When it comes to Pigouvian taxes, like taxes for car emissions, it is thought by some that they are primarily stealth methods for generating government income under the pretext of positive change. So the theory goes, politicians are using a ubiquitously held public view (that we seriously need to become greener) and capitalising on that with green taxes. I don’t have much of a problem with most green taxes – taxing extra on car emissions because it incentivises people to care about cleaner air by caring more about their car tax bill does, in effect, resemble the market.

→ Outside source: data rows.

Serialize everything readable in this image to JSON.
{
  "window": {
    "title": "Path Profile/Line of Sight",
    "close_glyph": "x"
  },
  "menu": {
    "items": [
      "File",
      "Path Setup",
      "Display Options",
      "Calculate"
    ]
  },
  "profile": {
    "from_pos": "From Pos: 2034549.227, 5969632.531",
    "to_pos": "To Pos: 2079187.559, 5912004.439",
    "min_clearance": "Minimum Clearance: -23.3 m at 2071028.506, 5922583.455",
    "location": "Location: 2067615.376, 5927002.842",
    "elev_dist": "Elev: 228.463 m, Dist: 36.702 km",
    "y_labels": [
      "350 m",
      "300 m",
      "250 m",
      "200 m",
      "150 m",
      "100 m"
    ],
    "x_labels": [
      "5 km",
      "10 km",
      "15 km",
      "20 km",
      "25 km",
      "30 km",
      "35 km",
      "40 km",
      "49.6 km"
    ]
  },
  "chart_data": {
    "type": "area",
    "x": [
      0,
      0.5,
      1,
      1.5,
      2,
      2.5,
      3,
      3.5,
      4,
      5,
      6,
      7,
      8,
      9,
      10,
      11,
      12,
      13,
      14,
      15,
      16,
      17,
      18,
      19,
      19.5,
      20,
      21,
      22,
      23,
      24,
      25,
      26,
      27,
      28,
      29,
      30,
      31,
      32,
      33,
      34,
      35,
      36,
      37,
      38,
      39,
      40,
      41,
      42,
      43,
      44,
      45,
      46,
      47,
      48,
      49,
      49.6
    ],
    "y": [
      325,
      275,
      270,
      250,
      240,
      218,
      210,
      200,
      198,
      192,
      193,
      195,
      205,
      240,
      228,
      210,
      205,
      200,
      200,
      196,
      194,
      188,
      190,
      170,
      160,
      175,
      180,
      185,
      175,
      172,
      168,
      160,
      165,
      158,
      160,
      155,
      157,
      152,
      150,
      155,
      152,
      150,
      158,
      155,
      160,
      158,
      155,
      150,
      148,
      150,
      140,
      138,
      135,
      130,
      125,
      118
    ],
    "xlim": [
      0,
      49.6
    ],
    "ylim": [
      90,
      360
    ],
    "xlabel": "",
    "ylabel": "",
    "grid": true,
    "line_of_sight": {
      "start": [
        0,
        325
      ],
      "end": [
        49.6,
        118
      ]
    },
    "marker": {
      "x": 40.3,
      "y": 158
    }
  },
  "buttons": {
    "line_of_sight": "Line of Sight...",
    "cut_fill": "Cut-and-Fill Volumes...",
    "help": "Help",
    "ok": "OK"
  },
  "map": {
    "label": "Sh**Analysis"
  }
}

Alas, there are lots of people who think it is only politicians who can engender this change to make us greener. I think this assumption needs correcting. Although Pigouvian taxes bring in revenue for politicians short-term (for a few decades maybe), the long-term indicators are that the market left to run by itself will naturally make us greener anyway. The reason being: businesses are already looking for the most efficient means of supplying customers using as little energy as possible, because in a highly competitive market it is in their interest to do so to remain profitable. The goal to reduce energy output can, and has, come in various ways: replacement of human energy for machines, replacement of metal-based technology for higher intensity resources or carbon-cased materials, replacement of paper for digital devices, and so forth – and these are improvements in production that naturally improve business’s cost-effectiveness.
Consequently, compared with how the market engenders continually increased efficiency, emission taxes probably will turn out to have had only a much more negligible effect on lower energy output and more efficient use of resources than the free market, because the market is driven by efficiency far more than politicians with political interest. If there is a race to make us greener, politicians are more like the tortoise and the market is more like the hare.